第五卷 遙知未眠月 第512章 親朋

杜恆霜淡笑著搖搖頭:「不用了。他那邊戰事緊急,還是讓他專心把江陵拿下再說。」她對蕭士及的打仗的本事還是很有信心的。特別是現在他又不是馬前卒一樣的小兵,而是領兵大將,況且江陵的蕭銑更沒有突厥人那樣兇殘勇猛,她從來就沒有想過蕭士及沒有拿不下江陵的時候。

如果說得刻薄一點,看蕭士及在百忙的戰事之中,還能抽出時間敷衍穆侯大公子,甚至還有功夫「憐惜」小妾和庶女在正室的威壓下過得不容易,同時給妻子寫信,吩咐妻子拿出十萬兩銀子送給他的「救命恩人」,杜恆霜就知道自己沒有必要擔心戰事會出問題。

「你真的一點都不擔心柱國侯真的移情別戀?你幹嘛要這麼忍!——你以前不是這個樣兒的!」諸素素很是不滿杜恆霜無動於衷的樣兒。

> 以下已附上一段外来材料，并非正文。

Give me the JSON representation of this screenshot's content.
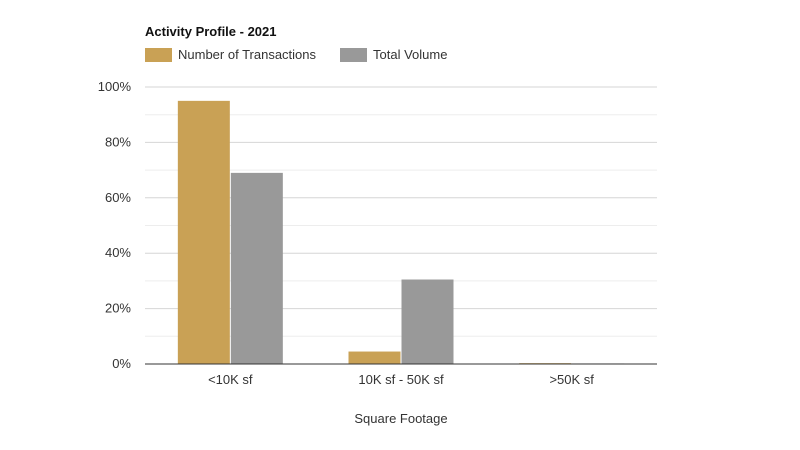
{
  "chart_data": {
    "type": "bar",
    "title": "Activity Profile - 2021",
    "xlabel": "Square Footage",
    "ylabel": "",
    "categories": [
      "<10K sf",
      "10K sf - 50K sf",
      ">50K sf"
    ],
    "series": [
      {
        "name": "Number of Transactions",
        "values": [
          95,
          4.5,
          0.3
        ],
        "color": "#c9a155"
      },
      {
        "name": "Total Volume",
        "values": [
          69,
          30.5,
          0.2
        ],
        "color": "#999999"
      }
    ],
    "ylim": [
      0,
      100
    ],
    "yticks": [
      0,
      20,
      40,
      60,
      80,
      100
    ],
    "ytick_labels": [
      "0%",
      "20%",
      "40%",
      "60%",
      "80%",
      "100%"
    ],
    "grid": true,
    "legend_position": "top-left"
  }
}
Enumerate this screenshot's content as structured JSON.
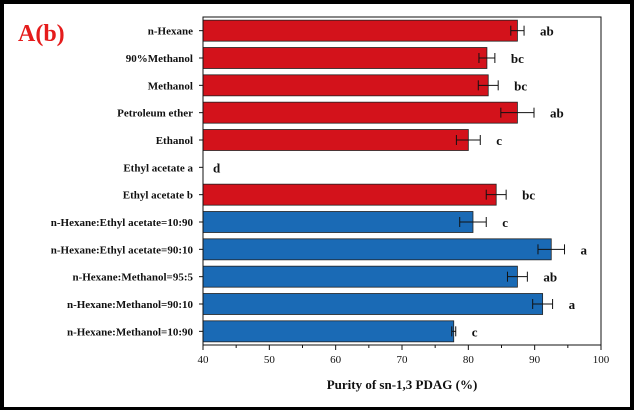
{
  "panel_label": "A(b)",
  "chart_data": {
    "type": "bar",
    "orientation": "horizontal",
    "xlabel": "Purity of sn-1,3 PDAG (%)",
    "xlim": [
      40,
      100
    ],
    "xticks": [
      "40",
      "50",
      "60",
      "70",
      "80",
      "90",
      "100"
    ],
    "grid": false,
    "bar_colors": [
      "#d3121b",
      "#1a6ab5"
    ],
    "categories": [
      "n-Hexane",
      "90%Methanol",
      "Methanol",
      "Petroleum ether",
      "Ethanol",
      "Ethyl acetate a",
      "Ethyl acetate b",
      "n-Hexane:Ethyl acetate=10:90",
      "n-Hexane:Ethyl acetate=90:10",
      "n-Hexane:Methanol=95:5",
      "n-Hexane:Methanol=90:10",
      "n-Hexane:Methanol=10:90"
    ],
    "values": [
      87.4,
      82.8,
      83.0,
      87.4,
      80.0,
      null,
      84.2,
      80.7,
      92.5,
      87.4,
      91.2,
      77.8
    ],
    "errors": [
      1.0,
      1.2,
      1.5,
      2.5,
      1.8,
      null,
      1.5,
      2.0,
      2.0,
      1.5,
      1.5,
      0.3
    ],
    "color_index": [
      0,
      0,
      0,
      0,
      0,
      0,
      0,
      1,
      1,
      1,
      1,
      1
    ],
    "significance": [
      "ab",
      "bc",
      "bc",
      "ab",
      "c",
      "d",
      "bc",
      "c",
      "a",
      "ab",
      "a",
      "c"
    ]
  }
}
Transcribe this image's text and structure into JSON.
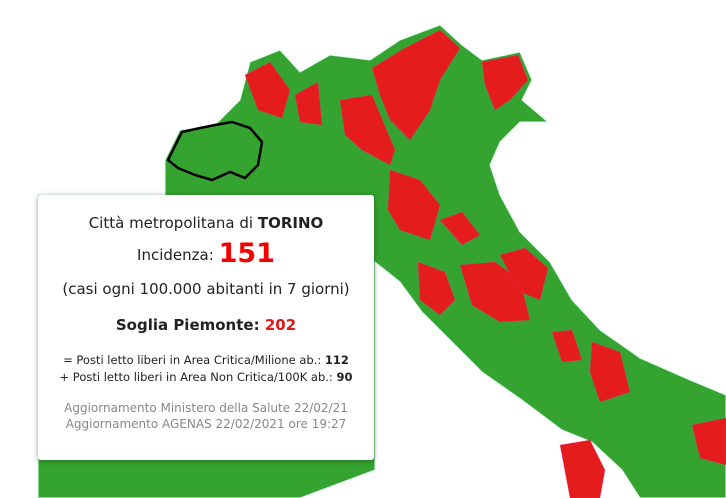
{
  "colors": {
    "below_threshold": "#35a32f",
    "above_threshold": "#e41c1c",
    "selected_border": "#000000",
    "value": "#f40000"
  },
  "tooltip": {
    "area_prefix": "Città metropolitana di",
    "area_name": "TORINO",
    "incidence_label": "Incidenza:",
    "incidence_value": "151",
    "incidence_note": "(casi ogni 100.000 abitanti in 7 giorni)",
    "threshold_label": "Soglia Piemonte:",
    "threshold_value": "202",
    "critical_beds_label": "= Posti letto liberi in Area Critica/Milione ab.:",
    "critical_beds_value": "112",
    "noncritical_beds_label": "+ Posti letto liberi in Area Non Critica/100K ab.:",
    "noncritical_beds_value": "90",
    "update_ministry": "Aggiornamento Ministero della Salute 22/02/21",
    "update_agenas": "Aggiornamento AGENAS 22/02/2021 ore 19:27"
  }
}
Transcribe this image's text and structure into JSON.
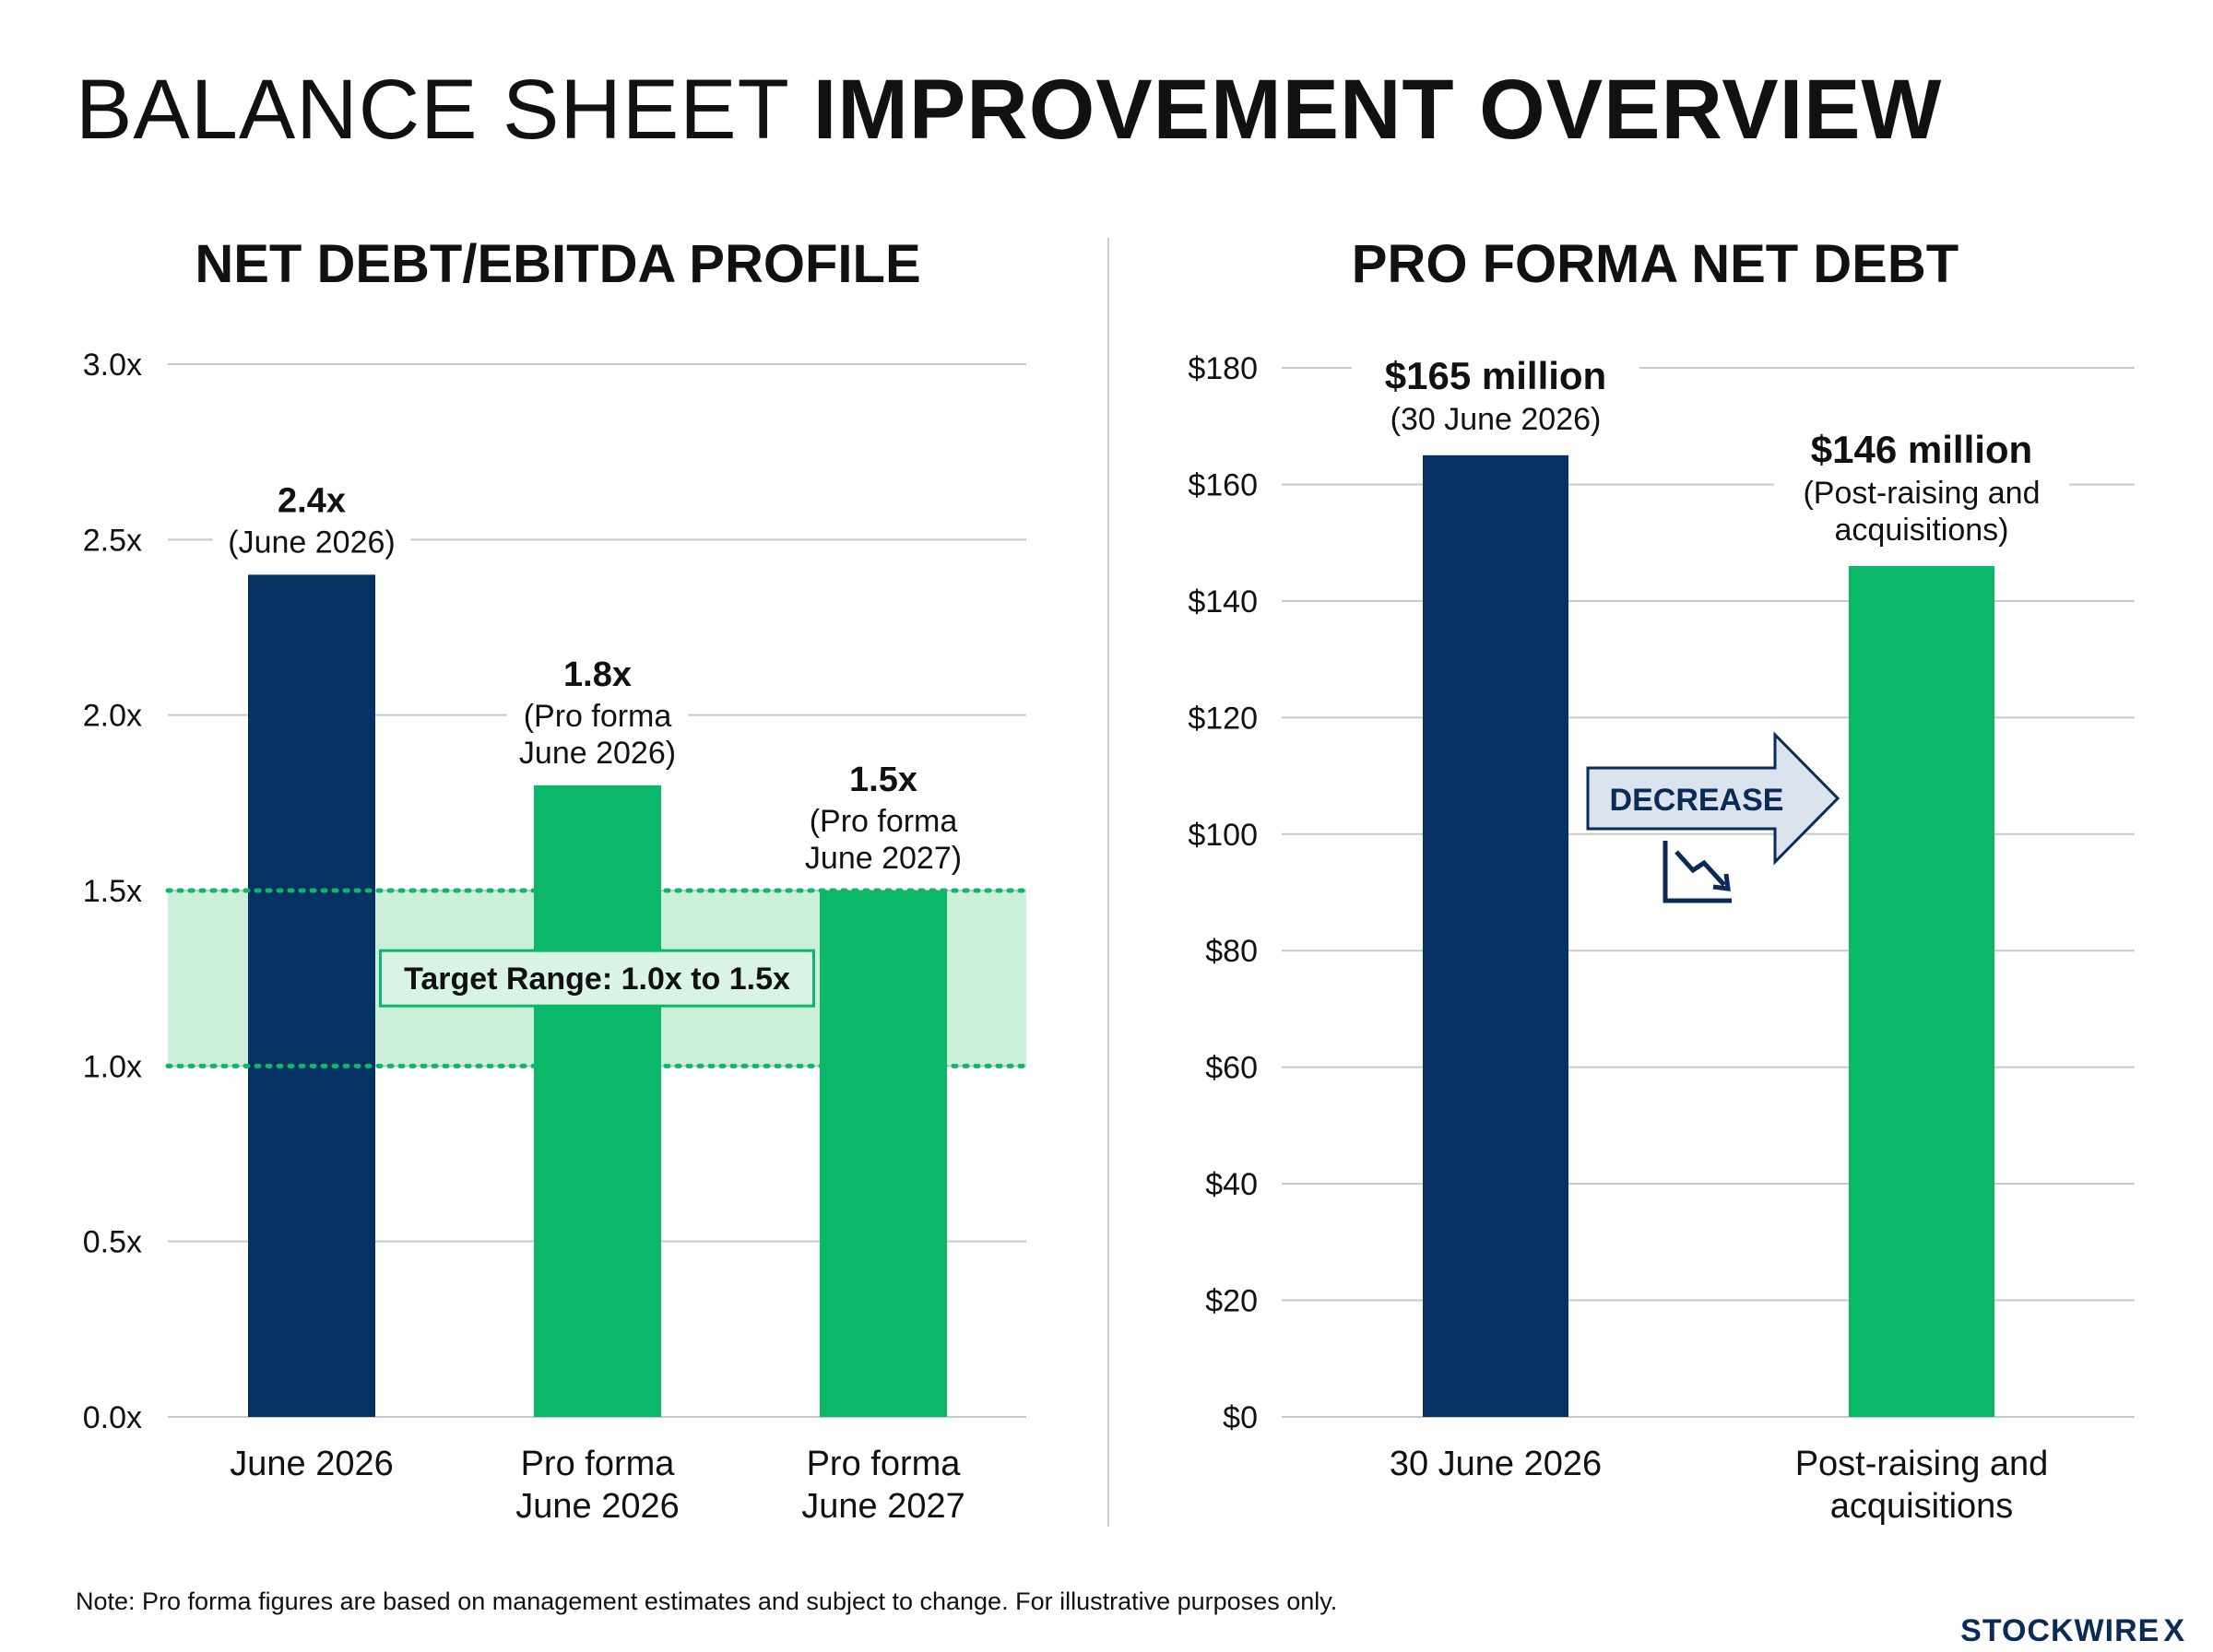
{
  "title": {
    "light": "BALANCE SHEET",
    "bold": "IMPROVEMENT OVERVIEW"
  },
  "colors": {
    "navy": "#063263",
    "green": "#0bb86a",
    "target_band": "#c9eed8",
    "grid": "#c8c8c8"
  },
  "chart_data": [
    {
      "type": "bar",
      "title": "NET DEBT/EBITDA PROFILE",
      "categories": [
        [
          "June 2026"
        ],
        [
          "Pro forma",
          "June 2026"
        ],
        [
          "Pro forma",
          "June 2027"
        ]
      ],
      "values": [
        2.4,
        1.8,
        1.5
      ],
      "bar_colors": [
        "navy",
        "green",
        "green"
      ],
      "data_labels": [
        {
          "value": "2.4x",
          "sub": [
            "(June 2026)"
          ]
        },
        {
          "value": "1.8x",
          "sub": [
            "(Pro forma",
            "June 2026)"
          ]
        },
        {
          "value": "1.5x",
          "sub": [
            "(Pro forma",
            "June 2027)"
          ]
        }
      ],
      "yticks": [
        "0.0x",
        "0.5x",
        "1.0x",
        "1.5x",
        "2.0x",
        "2.5x",
        "3.0x"
      ],
      "ytick_values": [
        0,
        0.5,
        1.0,
        1.5,
        2.0,
        2.5,
        3.0
      ],
      "ylim": [
        0,
        3
      ],
      "grid": true,
      "target_range": {
        "label": "Target Range: 1.0x to 1.5x",
        "low": 1.0,
        "high": 1.5
      }
    },
    {
      "type": "bar",
      "title": "PRO FORMA NET DEBT",
      "categories": [
        [
          "30 June 2026"
        ],
        [
          "Post-raising and",
          "acquisitions"
        ]
      ],
      "values": [
        165,
        146
      ],
      "bar_colors": [
        "navy",
        "green"
      ],
      "data_labels": [
        {
          "value": "$165 million",
          "sub": [
            "(30 June 2026)"
          ]
        },
        {
          "value": "$146 million",
          "sub": [
            "(Post-raising and",
            "acquisitions)"
          ]
        }
      ],
      "yticks": [
        "$0",
        "$20",
        "$40",
        "$60",
        "$80",
        "$100",
        "$120",
        "$140",
        "$160",
        "$180"
      ],
      "ytick_values": [
        0,
        20,
        40,
        60,
        80,
        100,
        120,
        140,
        160,
        180
      ],
      "ylim": [
        0,
        180
      ],
      "grid": true,
      "annotation": {
        "label": "DECREASE",
        "icon": "trend-down-icon"
      }
    }
  ],
  "note": "Note: Pro forma figures are based on management estimates and subject to change. For illustrative purposes only.",
  "brand": {
    "name": "STOCKWIRE",
    "mark": "X"
  }
}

杜恆霜很是感激諸素素為她打抱不平。不管是什麼原因,在她受委屈的時候,她只希望自己的親人朋友二話不說就站在她這邊。她的做法對不對可以另外商討,但是支持的態度一定要鮮明。她只是個普通平凡的小女子,她需要的是來自身邊人的鼓勵和肯定。換做她自己,她也會對自己的親人朋友這樣做。

她喜歡幫親不幫理,對人不對事。

如果是真正的親人朋友,最好不要一上來就「大義滅親」,叱責她都做錯了什麼事,她不需要聽這些站著說話不腰疼的大道理。再說她也沒有做什麼天怒人怨、禍國殃民的事兒,她只想維護自己的尊嚴和自己孩子的權利而已。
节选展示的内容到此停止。